First Responders

There’s a lot of unknowns about Hurricane Florence.  It’s pretty certain that North Carolina is going to receive a direct hit.  The eastern panhandle of West Virginia may receive historic rainfall and subsequent flooding. I pray not. But last night I was reminded that there are a group of men and women who are always there, ready to risk their lives for you.  They are the men and women of your local fire company. Last night, fire chief Colby Simpson and I took an ambulance back to Fountain that the Short Gap Volunteer Fire Company had been using while theirs was being worked on.  I drove the ambulance down and rode back with Colby.  He had received a call from the governor’s office asking the SGVFC to make plans for the possibility of historic flooding.  He was talking over scenarios and possibilities.  The SGVFC will open as an emergency shelter.  Some of the money that you have donated to the fire company through the road drives, donation letters, etc. has gone to get a donated generator running.  Medical Chief Lauren Trenter called me last night to check on what food the church may have available through the food pantry to feed people who are housed at the fire hall.  Not only are these people willing to get up in the middle of the night to come to your home with the ambulance or fire truck, but they are always preparing behind the scenes to be ready for whatever their community needs.

I do not normally share things people tell me when we are alone.  But last night on the ride back from Fountain Colby told me that he could not bear the thought of sending one of the people under his charge into a danger that might lead to death from high water and if that situation comes up, he would want to be the one to lose his life.  This is not particular to Colby.  Everett Metheny was chief there for about 25 years and I guarantee you that Everett felt the same way.  Lauren feels the same was as medical chief of department 34.  This band of brothers and sisters are each one willing to lay down their lives for each other.  Do they fight in meetings?  Yes.  Do they bicker about leaving trash in the ambulance and not filling supplies?  Uhhh…. what do you think?  But when it comes down to it, each one relies on the other on the scene.  They want to bring each one home on every emergency call.  And God forbid if they were to lose one, almost every one of them would wish it to be themselves.

Fresh on my mind is this writing from Dietrich Bonhoeffer that I read recently.  He wrote in A Testament to Freedom:

Christianity is one great people composed of persons of every country in concord with their faith and their love because there is One God, One Lord, One Spirit, One Hope. That is the marvelous mystery of the people of God.  Above all differences of race, nationality, and custom, there is an invisible community of the children of God. There each one prays for the others, be he or she American or German or African; here each one loves the other without reservation.

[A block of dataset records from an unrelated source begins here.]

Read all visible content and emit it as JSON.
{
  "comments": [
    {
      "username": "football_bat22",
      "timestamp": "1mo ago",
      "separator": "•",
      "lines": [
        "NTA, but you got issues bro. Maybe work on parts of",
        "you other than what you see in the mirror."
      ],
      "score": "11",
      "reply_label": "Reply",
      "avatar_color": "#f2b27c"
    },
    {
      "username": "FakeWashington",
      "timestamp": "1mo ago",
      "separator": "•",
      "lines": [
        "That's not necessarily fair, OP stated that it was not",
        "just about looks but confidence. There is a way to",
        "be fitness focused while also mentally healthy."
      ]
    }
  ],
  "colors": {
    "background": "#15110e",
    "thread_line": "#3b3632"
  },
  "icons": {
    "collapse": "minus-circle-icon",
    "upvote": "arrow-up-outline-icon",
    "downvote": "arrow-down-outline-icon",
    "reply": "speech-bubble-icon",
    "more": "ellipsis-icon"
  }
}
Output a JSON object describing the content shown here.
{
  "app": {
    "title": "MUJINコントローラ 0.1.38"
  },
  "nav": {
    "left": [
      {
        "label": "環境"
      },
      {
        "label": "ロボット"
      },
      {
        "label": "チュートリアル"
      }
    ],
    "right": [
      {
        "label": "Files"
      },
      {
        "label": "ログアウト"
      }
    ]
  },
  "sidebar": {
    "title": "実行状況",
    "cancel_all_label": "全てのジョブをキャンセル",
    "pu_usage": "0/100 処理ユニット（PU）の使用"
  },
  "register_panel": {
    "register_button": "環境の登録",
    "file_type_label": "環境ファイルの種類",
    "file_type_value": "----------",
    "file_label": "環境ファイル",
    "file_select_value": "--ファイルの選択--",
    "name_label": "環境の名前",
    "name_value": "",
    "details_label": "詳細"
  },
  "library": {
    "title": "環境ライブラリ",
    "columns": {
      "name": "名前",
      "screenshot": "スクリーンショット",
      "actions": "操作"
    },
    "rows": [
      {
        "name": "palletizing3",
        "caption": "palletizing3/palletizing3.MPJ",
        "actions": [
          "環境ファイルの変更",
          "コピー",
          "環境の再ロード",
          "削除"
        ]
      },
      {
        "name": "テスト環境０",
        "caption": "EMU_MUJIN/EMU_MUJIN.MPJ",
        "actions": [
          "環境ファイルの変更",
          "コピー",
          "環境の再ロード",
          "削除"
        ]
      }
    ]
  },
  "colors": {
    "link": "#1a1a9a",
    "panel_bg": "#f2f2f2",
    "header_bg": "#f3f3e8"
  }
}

Sometimes I tell the people at the fire department I wish the church was more like them in their sacrificial love and service. Bonhoeffer nails it, the church is called to be.  Sometimes I wish the fire company was more like the church in less coarse language, and in having their focus more on Christ.  But on this 9/11, I count myself blessed to be part of both groups.  My prayer today is that more people from churches across the country would volunteer at their local volunteer fire companies, even if you can never go fight fires.  The servants of the Lord Jesus Christ can learn something from their local volunteer fire companies.

(an acknowledgement: Wesley Chapel currently has many associate members and an honorary member of the Short Gap Volunteer Fire Company and and has been a great supporter of the fire company over the years.)